The best-characterized activity of the COOH-terminal domain of Tir is its ability to bind the SH2 domain of Nck, a host adaptor protein required for EPEC pedestal formation (Gruenheid et al., 2001
; Campellone et al., 2002
). Nck is also critical for actin pedestal formation initiated by ectopically expressed TirMC, and clustering of this Tir derivative triggers recruitment of Nck, N-WASP, and the Arp2/3 actin-nucleating complex, the mammalian components necessary for pedestal formation. Moreover, we found that the minimal Nck-binding phosphopeptide derived from Tir, by itself, is sufficient to stimulate actin assembly in Xenopus
extracts after immobilization on beads. We cannot rule out the possibility that domains in the COOH terminus of Tir other than the Nck-binding sequence may also contribute to actin assembly, or that the requirements for actin polymerization in vitro may be different than at the membrane of intact cells. Nevertheless, these results support a remarkably simple model for pedestal formation, i.e., the ultimate role of the type III secretion apparatus, intimin, and Tir in actin assembly is to cluster a 12-residue Nck-binding site beneath the plasma membrane. This sequence, after being tyrosine phosphorylated by host kinases, is sufficient to trigger a signaling cascade leading to localized actin polymerization. This model implies that all other components required for actin assembly are recruited subsequent to engagement of Nck by the Tir phosphopeptide.

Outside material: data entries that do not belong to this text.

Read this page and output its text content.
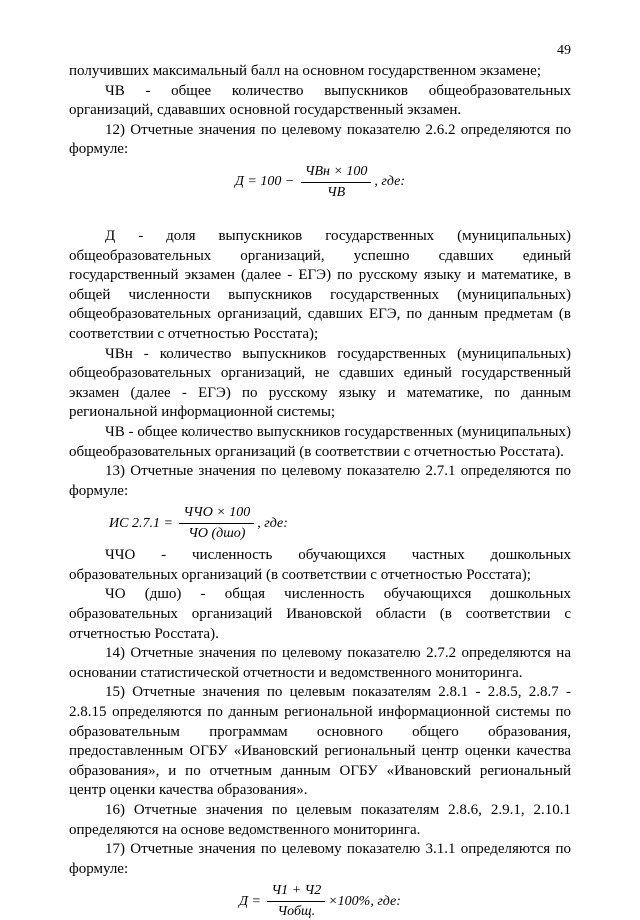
49

получивших максимальный балл на основном государственном экзамене;

ЧВ - общее количество выпускников общеобразовательных организаций, сдававших основной государственный экзамен.

12) Отчетные значения по целевому показателю 2.6.2 определяются по формуле:

$Д = 100 - \frac{\text{ЧВн × 100}}{ЧВ}$ , где:

Д - доля выпускников государственных (муниципальных) общеобразовательных организаций, успешно сдавших единый государственный экзамен (далее - ЕГЭ) по русскому языку и математике, в общей численности выпускников государственных (муниципальных) общеобразовательных организаций, сдавших ЕГЭ, по данным предметам (в соответствии с отчетностью Росстата);

ЧВн - количество выпускников государственных (муниципальных) общеобразовательных организаций, не сдавших единый государственный экзамен (далее - ЕГЭ) по русскому языку и математике, по данным региональной информационной системы;

ЧВ - общее количество выпускников государственных (муниципальных) общеобразовательных организаций (в соответствии с отчетностью Росстата).

13) Отчетные значения по целевому показателю 2.7.1 определяются по формуле:

ИС $2.7.1 = \frac{\text{ЧЧО × 100}}{\text{ЧО (дшо)}}$ , где:

ЧЧО - численность обучающихся частных дошкольных образовательных организаций (в соответствии с отчетностью Росстата);

ЧО (дшо) - общая численность обучающихся дошкольных образовательных организаций Ивановской области (в соответствии с отчетностью Росстата).

14) Отчетные значения по целевому показателю 2.7.2 определяются на основании статистической отчетности и ведомственного мониторинга.

15) Отчетные значения по целевым показателям 2.8.1 - 2.8.5, 2.8.7 - 2.8.15 определяются по данным региональной информационной системы по образовательным программам основного общего образования, предоставленным ОГБУ «Ивановский региональный центр оценки качества образования», и по отчетным данным ОГБУ «Ивановский региональный центр оценки качества образования».

16) Отчетные значения по целевым показателям 2.8.6, 2.9.1, 2.10.1 определяются на основе ведомственного мониторинга.

17) Отчетные значения по целевому показателю 3.1.1 определяются по формуле:

$Д = \frac{Ч1 + Ч2}{\text{Чобщ.}} \times 100\%$, где:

It is not yet clear if actin assembly is simply a consequence of a high local concentration of Nck, or whether Tir-binding by Nck somehow “activates” the adaptor for downstream signaling. Interestingly, a derivative of TirMC in which the cytoplasmic COOH terminus was replaced with Nck failed to stimulate actin assembly after clustering beneath the plasma membrane (unpublished data), and GST-Nck–coated latex beads did not trigger actin tail formation in Xenopus extracts (Ho, H., personal communication; unpublished data). These results suggest that the recruitment of Nck, specifically by Tir, may be critical for triggering localized actin assembly.
The SH2 domain of Nck also binds the tyrosine-phosphorylated membrane protein A36R of vaccinia virus, an interaction required for efficient actin tail formation by that pathogen (Frischknecht et al., 1999
). Our results suggest that recruitment of Nck by A36R, which contains a Nck-binding site nearly identical to that of Tir, may also be sufficient for initiation of actin assembly. After recruitment to the plasma membrane, the SH3 domains of Nck may interact directly with the proline-rich region of N-WASP (Rohatgi et al., 2001
), a protein required for actin assembly by both EPEC and vaccinia (Lommel et al., 2001
; Snapper et al., 2001
). However, this domain of N-WASP is dispensable for the generation of pedestals; rather, the WH1 (WASP–homology-1) domain seems to be critical for recruitment to sites of EPEC adherence (Lommel et al., 2001
). This observation suggests that EPEC signaling closely resembles the vaccinia pathway in which the interaction of Nck with N-WASP is apparently mediated by a third protein, WIP (WASP-interacting protein), which binds both to Nck and to the WH1 domain of N-WASP (Moreau et al., 2000
In addition to binding Tir and A36R, the SH2 domain of Nck binds at least 12 mammalian phosphoproteins, including many receptor tyrosine kinases such as EGFr, PDGFr, and VEGFr, as well as proteins downstream of tyrosine kinases, like Dok and IRS-3 (Buday et al., 2002
). The manner in which the signaling cascade exploited by the Tir phosphopeptide resembles pathways stimulated by engagement of these receptors remains to be determined. However, the establishment of easily manipulated experimental systems, such as Tir-expressing cells and peptide-coated beads in Xenopus
extracts, will greatly facilitate the further dissection of these pathways, leading to a more complete understanding of Nck signaling.